Sunday, June 12, 2011

Historical and literary homicide...

I know that sounds dramatic.

But it's the crime Woody Allen is suddenly very guilty of, via his new film "Midnight in Paris."  Despite having the most contrived-sounding title ever, I became convinced the movie must be good...since reviewers and critics were raving about its run at Cannes, and because I had so many friends who were excited about it as well.  We'd been conned.

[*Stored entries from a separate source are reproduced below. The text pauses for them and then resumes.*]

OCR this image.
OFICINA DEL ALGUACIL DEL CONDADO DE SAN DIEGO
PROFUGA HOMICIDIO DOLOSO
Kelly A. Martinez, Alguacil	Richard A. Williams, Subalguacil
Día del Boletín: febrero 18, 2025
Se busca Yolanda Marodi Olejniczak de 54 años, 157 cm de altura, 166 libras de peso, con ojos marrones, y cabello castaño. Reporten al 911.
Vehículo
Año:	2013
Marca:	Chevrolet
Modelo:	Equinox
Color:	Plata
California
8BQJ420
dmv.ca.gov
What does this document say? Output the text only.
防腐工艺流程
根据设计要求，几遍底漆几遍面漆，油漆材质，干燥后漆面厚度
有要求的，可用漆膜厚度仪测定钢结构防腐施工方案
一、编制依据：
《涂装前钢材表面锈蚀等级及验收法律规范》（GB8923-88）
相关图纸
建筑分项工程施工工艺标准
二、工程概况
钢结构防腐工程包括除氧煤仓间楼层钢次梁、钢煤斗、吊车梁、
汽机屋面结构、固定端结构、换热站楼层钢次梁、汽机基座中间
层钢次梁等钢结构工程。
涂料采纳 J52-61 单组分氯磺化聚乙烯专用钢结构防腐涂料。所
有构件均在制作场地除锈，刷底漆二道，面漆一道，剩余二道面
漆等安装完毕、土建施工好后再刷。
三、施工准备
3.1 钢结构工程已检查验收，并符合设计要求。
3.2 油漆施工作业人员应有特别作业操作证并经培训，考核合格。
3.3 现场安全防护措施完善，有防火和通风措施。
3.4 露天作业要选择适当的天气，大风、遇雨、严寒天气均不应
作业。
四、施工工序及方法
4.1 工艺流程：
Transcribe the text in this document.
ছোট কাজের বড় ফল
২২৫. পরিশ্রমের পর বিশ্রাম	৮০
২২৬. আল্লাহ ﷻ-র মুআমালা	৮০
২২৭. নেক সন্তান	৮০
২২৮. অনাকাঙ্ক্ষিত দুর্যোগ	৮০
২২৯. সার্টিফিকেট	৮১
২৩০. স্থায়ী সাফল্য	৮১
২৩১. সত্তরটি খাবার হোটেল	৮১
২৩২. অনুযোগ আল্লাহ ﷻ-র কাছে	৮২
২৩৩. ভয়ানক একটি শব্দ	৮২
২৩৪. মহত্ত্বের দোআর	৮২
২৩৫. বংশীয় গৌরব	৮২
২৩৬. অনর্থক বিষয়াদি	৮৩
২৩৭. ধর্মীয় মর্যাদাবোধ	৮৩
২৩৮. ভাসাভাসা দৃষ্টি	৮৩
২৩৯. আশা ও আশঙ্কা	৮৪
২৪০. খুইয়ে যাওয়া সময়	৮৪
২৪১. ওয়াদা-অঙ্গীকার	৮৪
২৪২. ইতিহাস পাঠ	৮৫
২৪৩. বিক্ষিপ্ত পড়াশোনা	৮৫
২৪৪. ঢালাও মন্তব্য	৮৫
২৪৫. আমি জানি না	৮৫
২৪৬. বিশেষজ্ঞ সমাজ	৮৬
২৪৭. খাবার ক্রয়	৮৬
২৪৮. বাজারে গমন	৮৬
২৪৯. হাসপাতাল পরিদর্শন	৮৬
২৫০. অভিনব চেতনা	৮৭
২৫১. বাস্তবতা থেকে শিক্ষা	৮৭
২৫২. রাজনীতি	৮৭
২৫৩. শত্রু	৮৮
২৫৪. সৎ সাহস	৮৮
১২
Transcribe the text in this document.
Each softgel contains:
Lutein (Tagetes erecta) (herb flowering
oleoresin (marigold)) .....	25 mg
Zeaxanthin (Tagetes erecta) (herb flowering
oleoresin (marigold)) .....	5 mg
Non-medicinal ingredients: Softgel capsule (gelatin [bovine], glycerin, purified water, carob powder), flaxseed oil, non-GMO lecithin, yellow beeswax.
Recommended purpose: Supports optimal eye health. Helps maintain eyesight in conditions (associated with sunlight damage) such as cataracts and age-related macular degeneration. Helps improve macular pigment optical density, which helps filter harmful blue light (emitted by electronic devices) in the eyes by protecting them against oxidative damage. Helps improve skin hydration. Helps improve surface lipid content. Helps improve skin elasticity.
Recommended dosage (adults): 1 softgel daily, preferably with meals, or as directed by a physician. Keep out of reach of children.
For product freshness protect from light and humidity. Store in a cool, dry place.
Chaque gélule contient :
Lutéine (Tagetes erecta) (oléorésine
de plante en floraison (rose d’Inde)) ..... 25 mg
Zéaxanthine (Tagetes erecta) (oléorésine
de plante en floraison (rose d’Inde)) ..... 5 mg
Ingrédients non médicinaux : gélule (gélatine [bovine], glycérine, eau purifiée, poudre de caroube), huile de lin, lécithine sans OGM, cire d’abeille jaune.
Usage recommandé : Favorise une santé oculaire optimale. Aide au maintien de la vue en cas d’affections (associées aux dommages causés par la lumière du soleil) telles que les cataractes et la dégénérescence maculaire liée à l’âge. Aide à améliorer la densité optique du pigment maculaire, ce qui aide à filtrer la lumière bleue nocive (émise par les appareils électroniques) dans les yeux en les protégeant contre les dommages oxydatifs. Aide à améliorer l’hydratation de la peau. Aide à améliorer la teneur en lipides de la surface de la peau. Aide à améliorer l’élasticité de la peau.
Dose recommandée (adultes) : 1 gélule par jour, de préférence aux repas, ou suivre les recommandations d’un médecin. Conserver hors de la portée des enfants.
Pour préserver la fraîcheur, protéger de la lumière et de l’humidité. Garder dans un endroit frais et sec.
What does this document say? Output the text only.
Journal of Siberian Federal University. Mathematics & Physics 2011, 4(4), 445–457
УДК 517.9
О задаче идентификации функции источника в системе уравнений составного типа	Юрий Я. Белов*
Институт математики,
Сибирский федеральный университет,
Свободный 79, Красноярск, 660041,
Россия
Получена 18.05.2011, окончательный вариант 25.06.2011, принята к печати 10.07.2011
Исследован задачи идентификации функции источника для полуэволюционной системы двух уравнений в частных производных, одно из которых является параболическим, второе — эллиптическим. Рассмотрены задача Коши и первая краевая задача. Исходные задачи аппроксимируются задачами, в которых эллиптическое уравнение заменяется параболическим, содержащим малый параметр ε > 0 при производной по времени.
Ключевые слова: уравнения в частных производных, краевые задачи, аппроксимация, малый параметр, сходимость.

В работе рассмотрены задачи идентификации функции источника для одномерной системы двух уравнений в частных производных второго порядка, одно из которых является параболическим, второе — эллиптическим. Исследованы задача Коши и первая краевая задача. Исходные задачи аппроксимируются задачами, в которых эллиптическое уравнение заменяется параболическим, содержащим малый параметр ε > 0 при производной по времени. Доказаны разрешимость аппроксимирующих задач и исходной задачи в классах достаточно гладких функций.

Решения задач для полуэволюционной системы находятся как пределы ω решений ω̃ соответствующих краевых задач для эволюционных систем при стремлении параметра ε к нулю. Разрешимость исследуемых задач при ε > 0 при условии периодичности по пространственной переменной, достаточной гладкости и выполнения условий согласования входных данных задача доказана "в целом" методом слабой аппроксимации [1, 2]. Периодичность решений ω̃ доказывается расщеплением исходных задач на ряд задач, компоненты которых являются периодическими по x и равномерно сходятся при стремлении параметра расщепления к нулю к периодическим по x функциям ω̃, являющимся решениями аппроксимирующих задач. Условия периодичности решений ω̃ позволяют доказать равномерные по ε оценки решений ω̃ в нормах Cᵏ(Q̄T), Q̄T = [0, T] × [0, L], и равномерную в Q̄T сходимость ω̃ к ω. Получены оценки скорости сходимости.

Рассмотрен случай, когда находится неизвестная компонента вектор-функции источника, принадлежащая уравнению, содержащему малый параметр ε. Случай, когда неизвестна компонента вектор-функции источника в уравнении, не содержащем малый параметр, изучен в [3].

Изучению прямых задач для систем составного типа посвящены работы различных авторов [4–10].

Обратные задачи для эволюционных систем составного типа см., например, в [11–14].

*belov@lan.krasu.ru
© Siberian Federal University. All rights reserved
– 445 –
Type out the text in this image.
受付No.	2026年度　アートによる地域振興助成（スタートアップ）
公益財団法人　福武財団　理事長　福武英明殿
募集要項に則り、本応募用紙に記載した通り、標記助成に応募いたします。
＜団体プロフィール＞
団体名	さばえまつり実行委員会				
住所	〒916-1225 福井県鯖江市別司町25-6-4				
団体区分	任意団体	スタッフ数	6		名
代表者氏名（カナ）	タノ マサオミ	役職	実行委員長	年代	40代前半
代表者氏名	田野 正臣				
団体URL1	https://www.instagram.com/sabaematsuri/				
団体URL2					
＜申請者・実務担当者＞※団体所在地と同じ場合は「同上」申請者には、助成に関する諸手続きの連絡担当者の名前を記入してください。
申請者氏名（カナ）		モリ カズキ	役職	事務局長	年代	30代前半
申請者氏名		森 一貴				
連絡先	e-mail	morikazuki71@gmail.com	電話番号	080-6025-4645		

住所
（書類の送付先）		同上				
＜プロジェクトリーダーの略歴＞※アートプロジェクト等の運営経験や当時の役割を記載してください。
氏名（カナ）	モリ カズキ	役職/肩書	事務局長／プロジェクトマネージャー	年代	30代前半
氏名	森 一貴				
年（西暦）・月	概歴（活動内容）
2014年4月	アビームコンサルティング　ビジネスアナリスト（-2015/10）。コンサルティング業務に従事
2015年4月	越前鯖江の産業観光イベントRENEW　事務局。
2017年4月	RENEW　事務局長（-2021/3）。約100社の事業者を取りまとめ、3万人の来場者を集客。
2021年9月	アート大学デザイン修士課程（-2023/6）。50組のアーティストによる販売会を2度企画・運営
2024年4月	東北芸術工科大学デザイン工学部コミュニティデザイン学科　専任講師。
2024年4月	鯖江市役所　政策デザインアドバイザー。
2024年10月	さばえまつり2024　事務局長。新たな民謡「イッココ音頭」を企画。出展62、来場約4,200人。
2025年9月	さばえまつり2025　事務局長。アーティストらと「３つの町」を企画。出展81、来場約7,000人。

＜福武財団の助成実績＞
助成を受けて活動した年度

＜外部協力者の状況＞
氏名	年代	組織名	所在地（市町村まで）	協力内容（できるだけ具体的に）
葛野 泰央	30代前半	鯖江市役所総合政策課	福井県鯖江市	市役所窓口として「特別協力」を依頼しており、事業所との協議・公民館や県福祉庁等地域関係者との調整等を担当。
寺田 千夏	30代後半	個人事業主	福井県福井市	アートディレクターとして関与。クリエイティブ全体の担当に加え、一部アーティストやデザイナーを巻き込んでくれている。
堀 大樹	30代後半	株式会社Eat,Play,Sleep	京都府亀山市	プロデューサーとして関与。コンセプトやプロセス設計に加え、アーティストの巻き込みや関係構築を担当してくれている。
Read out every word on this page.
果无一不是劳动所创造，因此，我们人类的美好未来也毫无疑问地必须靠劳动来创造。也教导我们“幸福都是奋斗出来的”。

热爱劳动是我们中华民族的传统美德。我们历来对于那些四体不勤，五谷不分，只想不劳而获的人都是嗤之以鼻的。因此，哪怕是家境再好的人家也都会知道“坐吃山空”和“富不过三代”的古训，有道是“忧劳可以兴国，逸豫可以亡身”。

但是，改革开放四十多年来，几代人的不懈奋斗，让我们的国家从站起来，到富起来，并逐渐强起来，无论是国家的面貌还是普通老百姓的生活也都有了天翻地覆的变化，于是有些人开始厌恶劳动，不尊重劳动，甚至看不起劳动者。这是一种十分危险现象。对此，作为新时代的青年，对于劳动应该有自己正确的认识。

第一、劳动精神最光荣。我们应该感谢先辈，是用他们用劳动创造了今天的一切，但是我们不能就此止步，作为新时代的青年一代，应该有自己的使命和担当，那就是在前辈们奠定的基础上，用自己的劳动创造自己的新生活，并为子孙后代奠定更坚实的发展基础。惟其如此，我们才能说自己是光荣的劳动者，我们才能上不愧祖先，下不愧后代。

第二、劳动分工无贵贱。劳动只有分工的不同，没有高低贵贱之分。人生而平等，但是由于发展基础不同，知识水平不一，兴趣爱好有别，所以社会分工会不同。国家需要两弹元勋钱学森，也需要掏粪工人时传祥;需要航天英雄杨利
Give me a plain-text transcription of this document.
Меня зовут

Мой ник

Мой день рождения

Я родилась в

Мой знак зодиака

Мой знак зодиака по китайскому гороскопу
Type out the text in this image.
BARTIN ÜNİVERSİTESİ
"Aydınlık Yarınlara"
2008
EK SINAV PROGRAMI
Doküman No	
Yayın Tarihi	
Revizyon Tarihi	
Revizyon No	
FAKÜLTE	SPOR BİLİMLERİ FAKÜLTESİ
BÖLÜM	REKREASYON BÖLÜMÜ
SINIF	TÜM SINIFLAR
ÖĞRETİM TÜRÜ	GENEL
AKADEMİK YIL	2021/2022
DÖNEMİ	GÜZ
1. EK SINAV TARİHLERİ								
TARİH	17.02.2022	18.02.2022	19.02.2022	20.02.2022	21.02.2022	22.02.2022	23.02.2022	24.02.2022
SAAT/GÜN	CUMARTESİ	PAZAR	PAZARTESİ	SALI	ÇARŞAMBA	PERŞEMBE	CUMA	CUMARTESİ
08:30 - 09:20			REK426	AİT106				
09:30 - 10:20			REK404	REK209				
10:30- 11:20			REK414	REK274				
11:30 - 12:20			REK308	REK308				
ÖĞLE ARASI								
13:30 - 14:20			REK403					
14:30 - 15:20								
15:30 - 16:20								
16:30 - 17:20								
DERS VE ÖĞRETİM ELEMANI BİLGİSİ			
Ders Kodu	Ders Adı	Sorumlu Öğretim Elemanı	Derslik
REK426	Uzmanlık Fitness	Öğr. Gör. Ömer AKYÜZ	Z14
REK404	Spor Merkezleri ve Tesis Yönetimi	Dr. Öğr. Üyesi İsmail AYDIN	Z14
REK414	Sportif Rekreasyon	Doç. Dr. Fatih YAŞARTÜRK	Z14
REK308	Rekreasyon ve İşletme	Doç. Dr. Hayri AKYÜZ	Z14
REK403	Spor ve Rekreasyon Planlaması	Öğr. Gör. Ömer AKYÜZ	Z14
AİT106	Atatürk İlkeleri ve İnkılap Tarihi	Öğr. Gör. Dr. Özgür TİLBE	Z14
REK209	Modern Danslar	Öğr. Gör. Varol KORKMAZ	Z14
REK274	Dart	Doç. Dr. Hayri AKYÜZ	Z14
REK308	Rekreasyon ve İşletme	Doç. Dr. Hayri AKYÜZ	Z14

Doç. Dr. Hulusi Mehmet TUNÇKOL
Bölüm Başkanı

I won't give away too much of a spoiler, just in case you still want to throw ten dollars down a metaphorical toilet and go see this.  But the basic premise of the story is that Owen Wilson's character Gil--an under-confident Hollywood writer who aspires to write the next great novel but knows full-well he probably doesn't have the chops to do so--starts traveling, nightly, back in time to the Paris of the 1920s (while Rachel McAdams, his fiancee, sneaks off to carouse with pretentious assholes in present-day).  Stupid to begin with.  Like some comedic take on "Inception."  But what's worse is that Allen has hired actors to PLAY Hemingway, Fitzgerald, Dali, Picasso, Gertrude Stein...all of the artists and writers that lived in Paris in the twenties and created the works we still breathe heavy about today.  The actress who plays Zelda Fitzgerald pops on screen...and, not thirty minutes into the film, it's all dead in the water.  Who can play Zelda?  The bad mop of frizzy hair on this actress' head, combined with her annoying accent...geez, Allen, get a better casting agent if nothing else.  The guy who played Hemingway was so robotic and scripted that at first I thought the whole time-travel thing was a dream-sequence joke.

No such luck.  All these larger-than-life figures are played with very little gusto by actors who have probably never read or seen any of the work.  That might be a mean comment.

I don't care.  I'm an Allen fan more generally, but this was over-rated shit.  McAdams isn't even nice here, and...who makes her unlikeable?  My friend Catherine commented that a fifteen-year-old could have written this script.  Save for one hilarious line about one of Picasso's mistresses, I had to agree.

Hollywood should come knocking on my door.

In the meantime, I may commit a historical homicide tomorrow if I don't work out this lecture on the Old South properly.